Somewhere a door closed quietly…

…Deeper in the warm snow hill she turned her head upon her pillow. That was better.  Now, yes, now she saw it shaping in her mind quietly, and with serenity like a sea moving along an endless and self-refreshing shore.  Now she let the old dream touch and lift her from the snow and drift her above the scarce-remembered bed…

Downstairs, she thought, they are polishing the silver, and rummaging the cellar, and dusting in the halls. She could hear them living all through the house.

“It’s all right.” Whispered Great-grandma, as the dream floated her. “Like everything else in this life, it’s fitting.”

And the sea moved her back down the shore.
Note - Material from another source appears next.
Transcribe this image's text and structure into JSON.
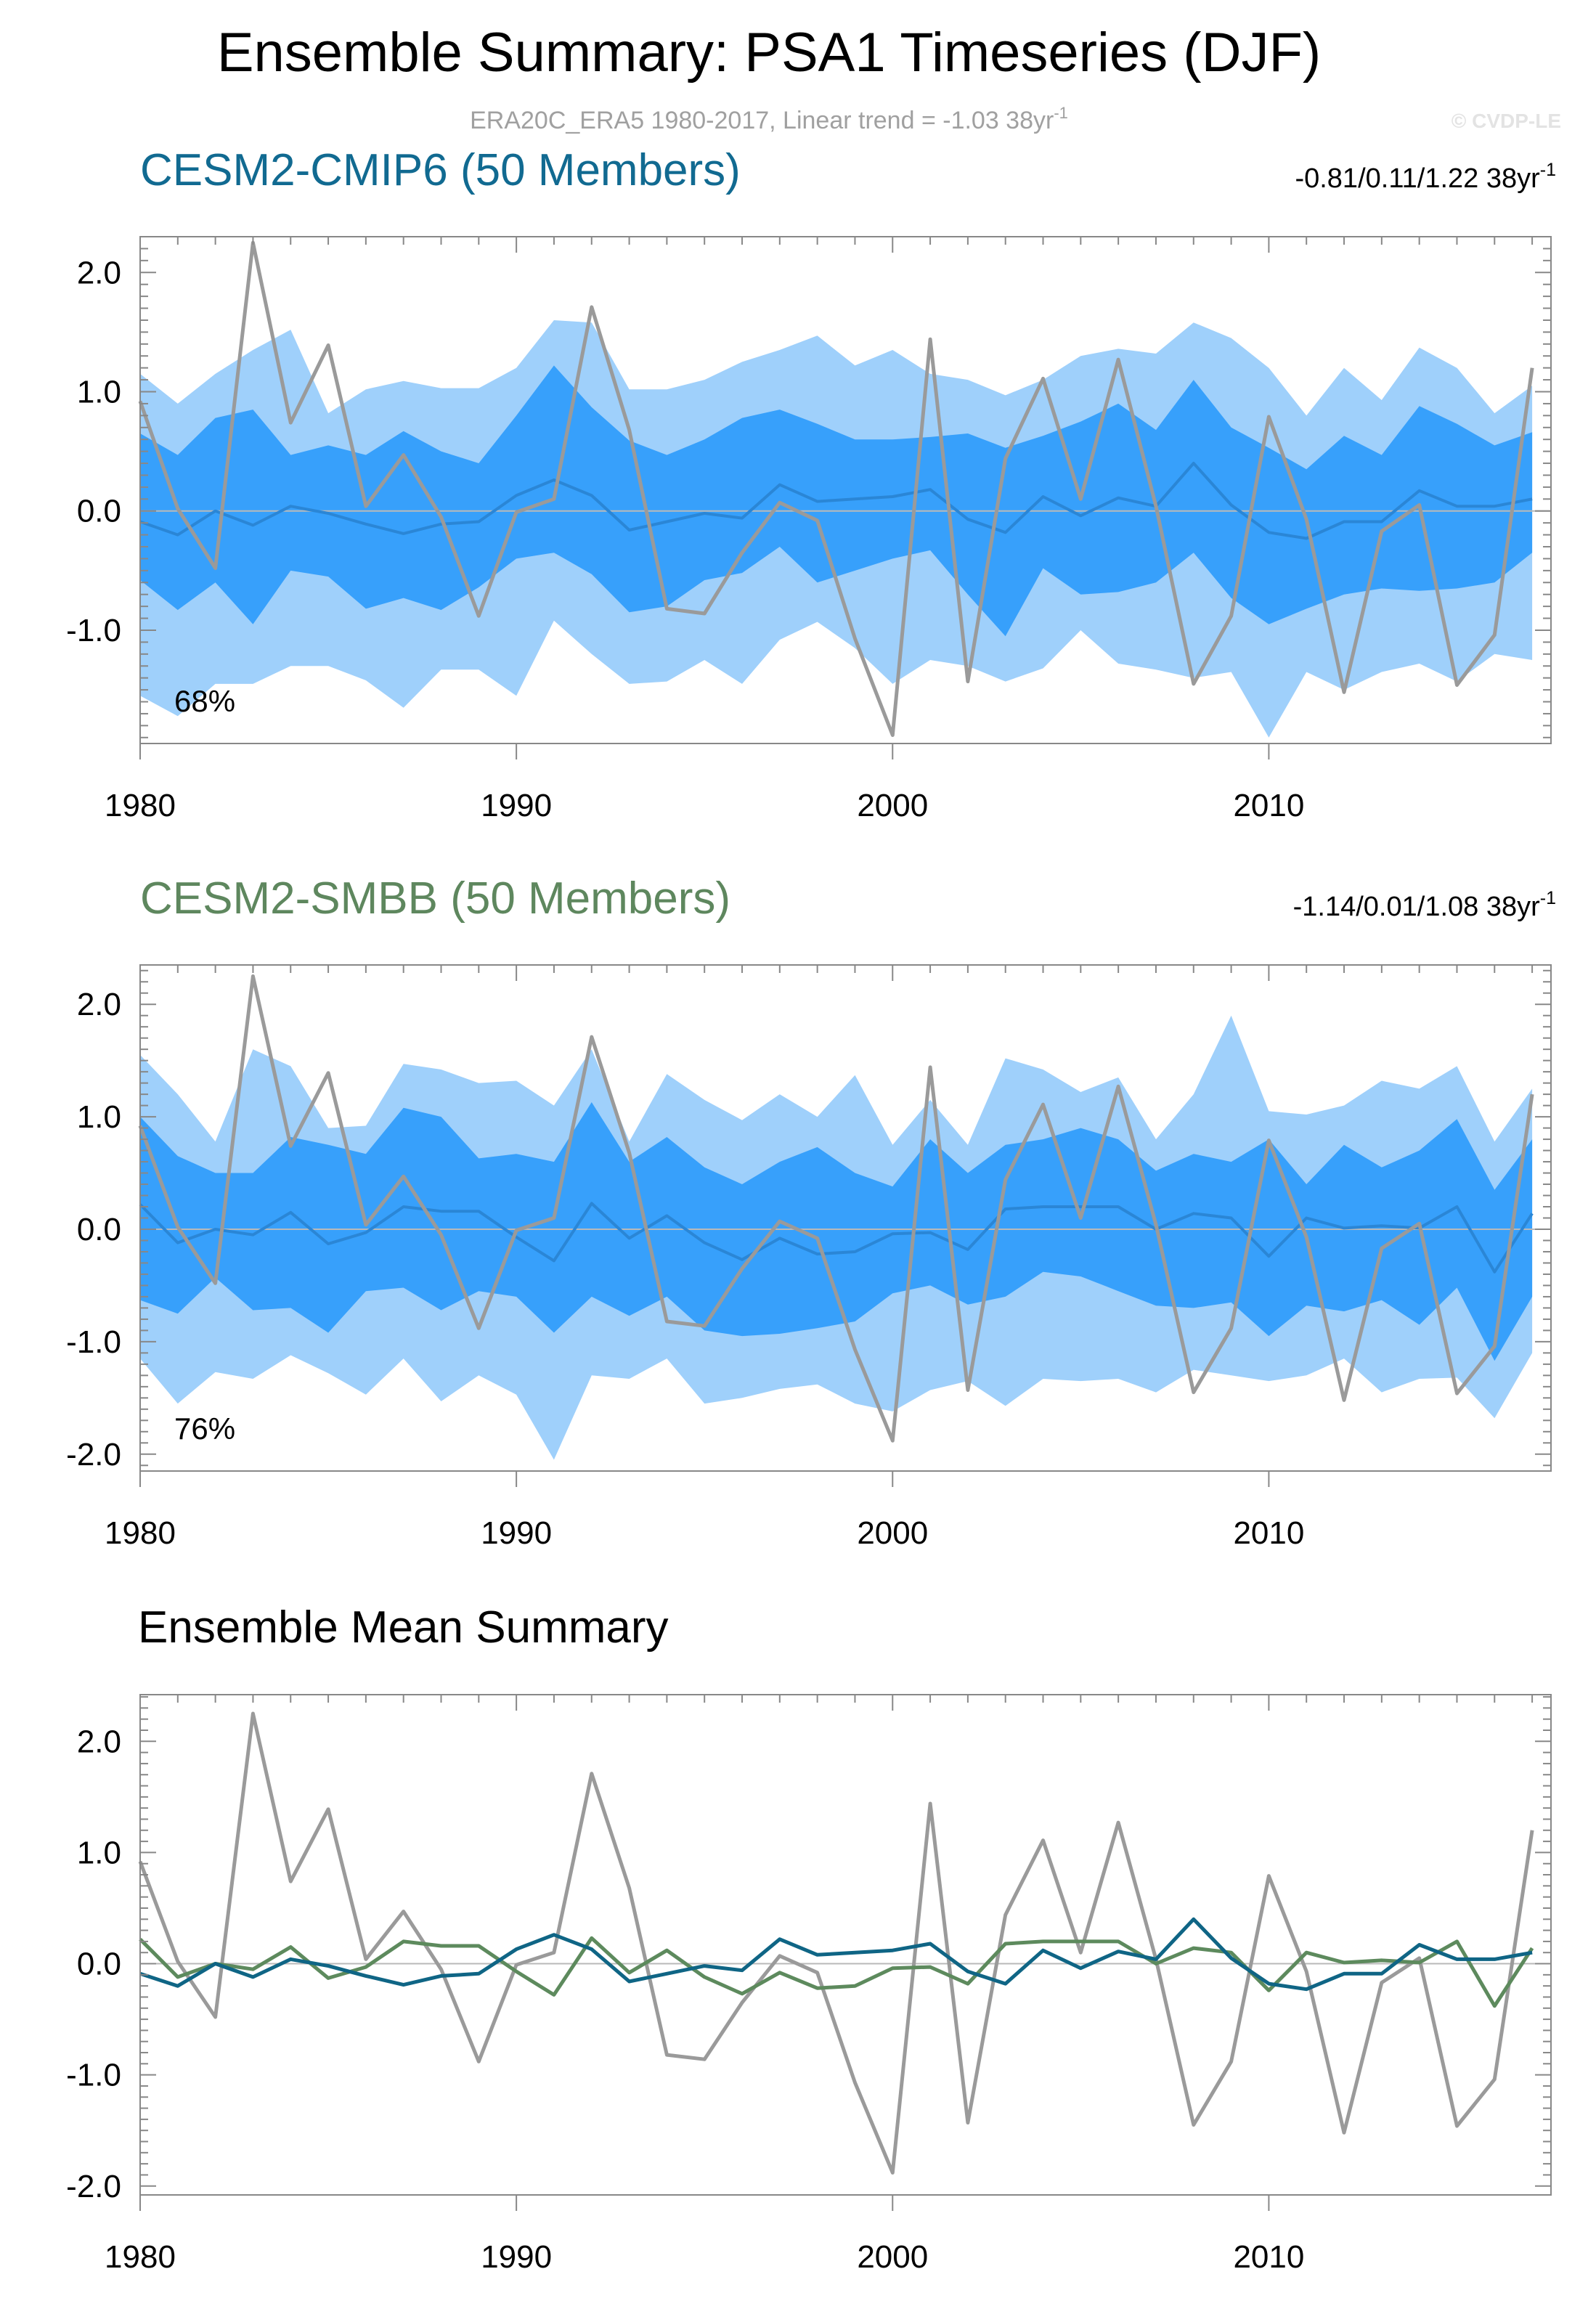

~excerpts from Ray Bradbury’s “Death of Great-Grandma” in “Dandelion Wine”

Taking Off My Shoes

photo by Josh Scholten

Earth’s crammed with heaven, And every common bush afire with God: But only he who sees takes off his shoes.
Elizabeth Barrett Browning

The barefoot movement is seeing a recent resurgence. There are people who believe it is healthier and more natural to walk about outside without foot coverings, despite increased risk of cuts and embedded thorns and frostbite in the winter. These feet are callous-crusted, leathery and perpetually grimy, arguably spread out wider with less toe deformities and bunion problems. The idea is to walk lightly on surfaces, with less impact, more sensitivity, vulnerability and authenticity, thus removing the barrier between the foot and nature.

In a somewhat opposing philosophy, there have long been cultures where shoes must be removed before touching the surface of the floor inside a residence or temple, in an overt act of leaving the dirt of the world at the door thereby preserving the sanctity and cleanliness of the inner life.

And then there is what God said. He asked that holy ground be respected by the removal of Moses’ sandals. There is no need to be protected from my skin touching holy ground–I must remove any barrier that prevents me from entering fully into His presence, whether it be my attitude, my stubbornness, my unbelief, my centering on self rather than other. No separation, even a thin layer of leather, is desirable when encountering God.

Instead I trample roughshod over holy ground all the time, blind to where my foot lands and the impact it has. If I might shed the covering of my eyes, my mind, my feet, I would see earth crammed with heaven and God on fire everywhere, in every common bush and in every common heart. Even mine.

Burning and burning, never consuming, ever illuminating.